Freeview is the classical tool for that.
I’m not sure, but possibly Niivue can do it now.

Thanks! I know about Freeview, I was looking to have some outomatic report generation.

There are at least two ways to show these contour images of the segmentation. The first kind of display is a standard part of visualization in AFNI with the afni and suma GUIs “talking” to each other. The suma GUI shows surfaces, often from FreeSurfer, and the afni GUI shows the surface intersection on the volumetric slices. Here’s an example to get you started on how to automate that.

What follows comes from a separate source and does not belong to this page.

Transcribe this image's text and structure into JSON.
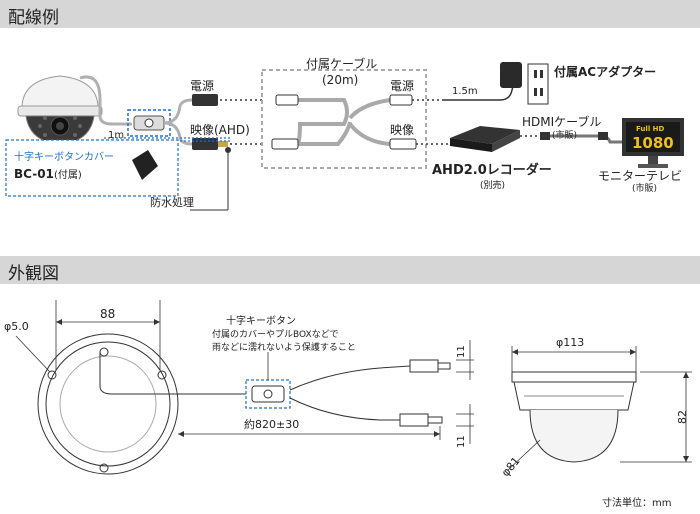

# start suma surface display
suma -spec std.141.FT_both.spec -sv FT_SurfVol.nii &
# start afni volumetric display
afni -niml -yesplugouts
# tell suma and afni to talk
DriveSuma -com viewer_cont -key 't'
# tell afni to pick specific datasets for underlay and overlay
plugout_drive  -com 'SWITCH_SESSION A.afni'          \
    -com 'OPEN_WINDOW A.axialimage geom=600x600+416+44 \
     ifrac=0.8 opacity=9'                         \
     -com 'OPEN_WINDOW A.sagittalimage geom=+45+430     \
        ifrac=0.8 opacity=9'                         \
     -com 'SWITCH_UNDERLAY FT_SurfVol.nii'                        \
     -com 'SWITCH_OVERLAY strip'                        \
     -com 'SEE_OVERLAY +'                               \
     -com 'SET_DICOM_XYZ -32 24 23'                        \
     -com 'SAVE_JPEG axialimage Saved.jpg'        \


Another way is to compose your own volumetric dataset of contours - edges of the segmentation. You can do that by using the depth distances of each segmentation type and limiting that to just a rim.

3dDepthMap -input aseg.nii.gz -rimify 1 -prefix aseg_rim1.nii.gz

Save that with a similar afni-plugout_drive command as in the previous example or use an @chauffeur_afni command to let that do the driving.


-ulay brain.nii.gz
-olay aseg_rim1.nii.gz
-cbar “ROI_i256”
-func_range 256
-opacity 4
-prefix rimmed_brain
-montx 5 -monty 3
-set_xhairs OFF
-label_mode 1 -label_size 4


Thanks, I will try these out!

As an aside, I am a fan of the difference of gaussian (DoG) method for creating contours. Here are Python, Matlab and native executables for computing DoG. Nice features of DoG are that it enforces closed contours (like contour lines on an altitude map) and it works on 3D not 2D images, so the contour lines are coherent regardless of whether you view them on axial, sagittal or coronal slices.